Il cammino verso l’unità
la statua di Ferdinando II a Pietrarsa
Testo di Giuseppe Ressa
Editing e immagini a cura di Alfonso Grasso
Ferdinando II comunicò il 1° maggio 1859, con una nota inviata alle cancellerie europee, la sua ennesima “perfetta neutralità“, fedele alla sua massima “amici di tutti, nemici con nessuno”, a questo proposito c’è però da rilevare la validità dell’altro aforisma: “tanti amici, nessun amico”; infatti, mentre Cavour teneva i fili di una diplomazia agguerrita ed attivissima, all’opposto “L’atteggiamento di Ferdinando lo isolava sempre più: Francia e Inghilterra gli erano ostili, il Piemonte non gli era certo amico, l’Austria si era disgustata per la politica velleitaria di lui che si tirava indietro se c’era da assumere impegni per la paura delle posizioni nette, quando invece sarebbe stato opportuno prenderle. L’indipendenza, la neutralità sostenute da Ferdinando finivano infatti col coincidere con un atteggiamento passivo, rinunciatario, che poteva lasciarlo in balia dei nemici se fosse stato assalito“.[1]

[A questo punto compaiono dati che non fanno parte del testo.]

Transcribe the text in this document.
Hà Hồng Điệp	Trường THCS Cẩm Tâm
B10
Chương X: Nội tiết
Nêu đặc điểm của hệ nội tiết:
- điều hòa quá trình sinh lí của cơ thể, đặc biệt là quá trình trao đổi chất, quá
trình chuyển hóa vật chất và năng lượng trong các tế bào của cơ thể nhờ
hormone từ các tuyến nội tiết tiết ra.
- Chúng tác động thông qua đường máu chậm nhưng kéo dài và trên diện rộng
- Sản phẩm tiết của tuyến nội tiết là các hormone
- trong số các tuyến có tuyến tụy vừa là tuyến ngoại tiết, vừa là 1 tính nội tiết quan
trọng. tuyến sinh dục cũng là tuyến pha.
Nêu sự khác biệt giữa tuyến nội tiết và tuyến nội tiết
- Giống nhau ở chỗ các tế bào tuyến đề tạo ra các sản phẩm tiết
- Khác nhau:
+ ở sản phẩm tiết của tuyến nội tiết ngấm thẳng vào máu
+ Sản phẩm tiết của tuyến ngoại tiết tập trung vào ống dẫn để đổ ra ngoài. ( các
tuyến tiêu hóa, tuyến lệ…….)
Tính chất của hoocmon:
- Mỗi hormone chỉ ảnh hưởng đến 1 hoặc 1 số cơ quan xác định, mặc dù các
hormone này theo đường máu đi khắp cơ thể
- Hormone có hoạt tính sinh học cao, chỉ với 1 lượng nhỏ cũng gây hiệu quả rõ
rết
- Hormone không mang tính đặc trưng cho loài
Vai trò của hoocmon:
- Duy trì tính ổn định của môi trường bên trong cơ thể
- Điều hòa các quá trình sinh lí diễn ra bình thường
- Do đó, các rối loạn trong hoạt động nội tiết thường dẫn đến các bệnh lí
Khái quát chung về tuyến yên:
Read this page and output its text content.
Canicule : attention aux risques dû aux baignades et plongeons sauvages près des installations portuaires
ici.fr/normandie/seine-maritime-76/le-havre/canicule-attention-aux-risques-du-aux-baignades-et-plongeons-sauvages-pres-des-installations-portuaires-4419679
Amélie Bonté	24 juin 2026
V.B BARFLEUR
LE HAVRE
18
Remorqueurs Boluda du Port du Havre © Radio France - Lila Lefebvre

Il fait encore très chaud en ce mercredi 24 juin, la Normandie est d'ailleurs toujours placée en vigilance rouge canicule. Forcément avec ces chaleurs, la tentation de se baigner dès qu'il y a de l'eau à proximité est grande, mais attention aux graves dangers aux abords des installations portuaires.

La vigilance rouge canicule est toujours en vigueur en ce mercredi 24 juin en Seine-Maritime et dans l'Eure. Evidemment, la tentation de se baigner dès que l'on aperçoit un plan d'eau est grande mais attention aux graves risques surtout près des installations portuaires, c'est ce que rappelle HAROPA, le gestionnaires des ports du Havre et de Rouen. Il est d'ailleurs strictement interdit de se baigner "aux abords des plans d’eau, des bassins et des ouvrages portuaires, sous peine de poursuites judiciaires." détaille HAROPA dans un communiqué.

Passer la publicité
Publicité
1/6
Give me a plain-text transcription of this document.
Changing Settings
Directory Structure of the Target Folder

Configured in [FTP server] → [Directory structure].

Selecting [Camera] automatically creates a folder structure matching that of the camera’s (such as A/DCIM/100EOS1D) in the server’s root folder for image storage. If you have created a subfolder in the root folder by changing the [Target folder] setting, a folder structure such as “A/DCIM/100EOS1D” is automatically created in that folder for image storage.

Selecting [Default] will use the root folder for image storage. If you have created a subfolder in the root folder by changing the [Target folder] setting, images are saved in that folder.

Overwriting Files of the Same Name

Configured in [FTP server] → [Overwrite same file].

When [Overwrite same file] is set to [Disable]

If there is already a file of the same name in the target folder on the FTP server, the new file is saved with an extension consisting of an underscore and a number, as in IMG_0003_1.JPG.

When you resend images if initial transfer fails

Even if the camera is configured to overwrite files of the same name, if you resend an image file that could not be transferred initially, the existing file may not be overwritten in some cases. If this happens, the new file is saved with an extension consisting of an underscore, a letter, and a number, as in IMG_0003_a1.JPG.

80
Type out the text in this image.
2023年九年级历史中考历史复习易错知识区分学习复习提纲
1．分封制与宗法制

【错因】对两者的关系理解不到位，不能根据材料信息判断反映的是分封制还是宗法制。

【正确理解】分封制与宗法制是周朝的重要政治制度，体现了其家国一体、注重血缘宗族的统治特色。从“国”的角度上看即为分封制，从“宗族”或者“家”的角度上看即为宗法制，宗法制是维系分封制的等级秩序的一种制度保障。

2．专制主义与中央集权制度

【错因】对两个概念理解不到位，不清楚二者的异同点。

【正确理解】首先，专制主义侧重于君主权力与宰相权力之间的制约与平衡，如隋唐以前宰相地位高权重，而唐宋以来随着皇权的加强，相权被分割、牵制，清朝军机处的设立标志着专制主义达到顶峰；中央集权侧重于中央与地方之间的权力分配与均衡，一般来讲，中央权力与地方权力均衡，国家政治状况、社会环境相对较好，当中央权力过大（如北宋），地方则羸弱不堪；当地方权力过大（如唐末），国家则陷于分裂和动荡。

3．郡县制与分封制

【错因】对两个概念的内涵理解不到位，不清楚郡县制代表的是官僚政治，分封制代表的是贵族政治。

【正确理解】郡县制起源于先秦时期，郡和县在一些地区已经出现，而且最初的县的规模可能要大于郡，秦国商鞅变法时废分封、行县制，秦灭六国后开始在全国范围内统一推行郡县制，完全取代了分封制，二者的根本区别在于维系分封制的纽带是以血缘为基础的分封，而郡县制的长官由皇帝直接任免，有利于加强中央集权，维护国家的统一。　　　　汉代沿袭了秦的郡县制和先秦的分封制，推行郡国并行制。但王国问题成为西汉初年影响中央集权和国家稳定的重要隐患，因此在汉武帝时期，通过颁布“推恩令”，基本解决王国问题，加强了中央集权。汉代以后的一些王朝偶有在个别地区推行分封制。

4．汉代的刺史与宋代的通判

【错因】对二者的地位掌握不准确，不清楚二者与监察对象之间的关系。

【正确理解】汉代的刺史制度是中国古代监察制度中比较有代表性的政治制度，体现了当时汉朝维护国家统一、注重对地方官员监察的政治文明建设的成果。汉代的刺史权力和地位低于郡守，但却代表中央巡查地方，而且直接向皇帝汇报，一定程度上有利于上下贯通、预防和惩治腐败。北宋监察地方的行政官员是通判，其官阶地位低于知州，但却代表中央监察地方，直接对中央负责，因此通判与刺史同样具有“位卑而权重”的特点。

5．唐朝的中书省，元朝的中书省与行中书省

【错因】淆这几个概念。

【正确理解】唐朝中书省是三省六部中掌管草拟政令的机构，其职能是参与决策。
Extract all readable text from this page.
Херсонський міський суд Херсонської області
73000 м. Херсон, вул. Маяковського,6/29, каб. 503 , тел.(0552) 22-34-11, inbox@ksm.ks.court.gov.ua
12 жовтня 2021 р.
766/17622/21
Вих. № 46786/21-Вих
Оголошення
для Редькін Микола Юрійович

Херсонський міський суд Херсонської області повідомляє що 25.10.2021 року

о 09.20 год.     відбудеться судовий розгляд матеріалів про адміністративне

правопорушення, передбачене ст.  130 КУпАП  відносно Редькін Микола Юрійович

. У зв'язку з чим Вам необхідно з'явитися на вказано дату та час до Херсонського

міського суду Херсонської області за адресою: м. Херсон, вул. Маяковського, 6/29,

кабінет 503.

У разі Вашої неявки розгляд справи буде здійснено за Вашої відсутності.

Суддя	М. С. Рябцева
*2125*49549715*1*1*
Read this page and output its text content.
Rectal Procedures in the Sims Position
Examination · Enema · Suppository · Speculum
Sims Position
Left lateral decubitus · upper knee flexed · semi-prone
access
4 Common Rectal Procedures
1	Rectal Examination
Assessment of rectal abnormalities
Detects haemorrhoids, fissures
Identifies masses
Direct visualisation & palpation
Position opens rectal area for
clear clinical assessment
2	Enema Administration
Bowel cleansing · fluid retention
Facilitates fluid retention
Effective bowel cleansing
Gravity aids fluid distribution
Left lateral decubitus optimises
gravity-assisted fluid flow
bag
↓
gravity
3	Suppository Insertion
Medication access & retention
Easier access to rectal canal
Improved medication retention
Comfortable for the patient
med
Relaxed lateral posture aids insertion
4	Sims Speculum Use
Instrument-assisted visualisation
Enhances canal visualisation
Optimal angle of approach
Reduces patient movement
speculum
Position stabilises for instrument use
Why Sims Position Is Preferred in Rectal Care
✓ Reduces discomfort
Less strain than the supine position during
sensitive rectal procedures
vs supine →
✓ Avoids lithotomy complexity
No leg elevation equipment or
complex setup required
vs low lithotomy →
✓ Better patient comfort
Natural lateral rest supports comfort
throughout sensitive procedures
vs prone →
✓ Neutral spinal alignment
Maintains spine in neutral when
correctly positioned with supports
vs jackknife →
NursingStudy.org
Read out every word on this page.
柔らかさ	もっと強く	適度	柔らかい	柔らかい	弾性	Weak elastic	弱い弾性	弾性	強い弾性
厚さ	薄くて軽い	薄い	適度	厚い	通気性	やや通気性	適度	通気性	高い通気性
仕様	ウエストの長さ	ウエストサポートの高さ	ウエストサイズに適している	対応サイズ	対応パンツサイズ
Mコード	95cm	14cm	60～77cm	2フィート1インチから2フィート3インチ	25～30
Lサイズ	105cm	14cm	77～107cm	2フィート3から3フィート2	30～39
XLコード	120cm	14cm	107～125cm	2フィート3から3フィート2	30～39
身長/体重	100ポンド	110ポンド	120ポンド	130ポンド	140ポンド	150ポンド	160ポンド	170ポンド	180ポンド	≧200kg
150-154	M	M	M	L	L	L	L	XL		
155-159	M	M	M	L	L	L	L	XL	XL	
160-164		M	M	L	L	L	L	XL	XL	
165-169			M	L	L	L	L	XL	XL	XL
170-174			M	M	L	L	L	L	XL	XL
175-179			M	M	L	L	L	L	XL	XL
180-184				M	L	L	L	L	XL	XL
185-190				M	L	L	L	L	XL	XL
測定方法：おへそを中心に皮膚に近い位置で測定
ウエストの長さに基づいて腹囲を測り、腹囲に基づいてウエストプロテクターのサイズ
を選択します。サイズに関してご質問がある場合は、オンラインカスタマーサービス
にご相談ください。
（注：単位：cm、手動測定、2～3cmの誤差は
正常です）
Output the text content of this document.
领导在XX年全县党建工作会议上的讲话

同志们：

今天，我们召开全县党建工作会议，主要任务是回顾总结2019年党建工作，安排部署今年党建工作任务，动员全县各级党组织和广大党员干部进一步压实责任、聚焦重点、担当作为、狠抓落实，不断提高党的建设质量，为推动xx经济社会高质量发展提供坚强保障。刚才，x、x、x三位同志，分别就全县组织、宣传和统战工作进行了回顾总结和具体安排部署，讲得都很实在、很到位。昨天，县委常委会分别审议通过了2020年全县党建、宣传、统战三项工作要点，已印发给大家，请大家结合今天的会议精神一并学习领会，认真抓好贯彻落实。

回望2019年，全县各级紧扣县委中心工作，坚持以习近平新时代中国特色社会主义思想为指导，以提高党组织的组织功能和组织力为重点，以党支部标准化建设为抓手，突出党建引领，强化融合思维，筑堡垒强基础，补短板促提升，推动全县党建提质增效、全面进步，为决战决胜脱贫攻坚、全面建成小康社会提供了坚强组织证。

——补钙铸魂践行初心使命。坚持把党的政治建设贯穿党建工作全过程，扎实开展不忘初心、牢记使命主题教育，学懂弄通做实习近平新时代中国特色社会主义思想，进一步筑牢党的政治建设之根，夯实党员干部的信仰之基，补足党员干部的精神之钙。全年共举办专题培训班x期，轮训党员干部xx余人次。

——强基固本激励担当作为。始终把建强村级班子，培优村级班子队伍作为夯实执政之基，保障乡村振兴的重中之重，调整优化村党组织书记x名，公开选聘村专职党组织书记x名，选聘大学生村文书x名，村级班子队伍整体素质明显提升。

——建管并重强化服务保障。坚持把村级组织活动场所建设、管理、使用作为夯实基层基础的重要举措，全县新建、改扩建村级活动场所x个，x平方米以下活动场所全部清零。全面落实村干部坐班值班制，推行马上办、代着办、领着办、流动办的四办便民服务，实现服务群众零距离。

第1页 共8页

Le ragioni di questa politica estera isolazionista erano in gran parte causate dalle continue intromissioni diplomatiche, e non, di Francia e Inghilterra nelle questioni interne del regno, che abbiamo già precedentemente descritto; ma soprattutto dal fatto che Ferdinando II si sentiva illusoriamente al sicuro perché il suo regno “era protetto per tre quarti dall’acqua salata e per un quarto dall’acqua santa” [lo Stato della Chiesa, considerato ingenuamente un antemurale inviolabile], di lui, Metternich ebbe a scrivere:“ egli non sopporta intrusioni, è convinto che il suo regno, per posizione geografica, non ha bisogno dell’Europa” [2]; erano rimaste amiche del regno delle Due Sicilie solo la Spagna e la Russia, l’una militarmente insignificante, l’altra lontanissima geograficamente.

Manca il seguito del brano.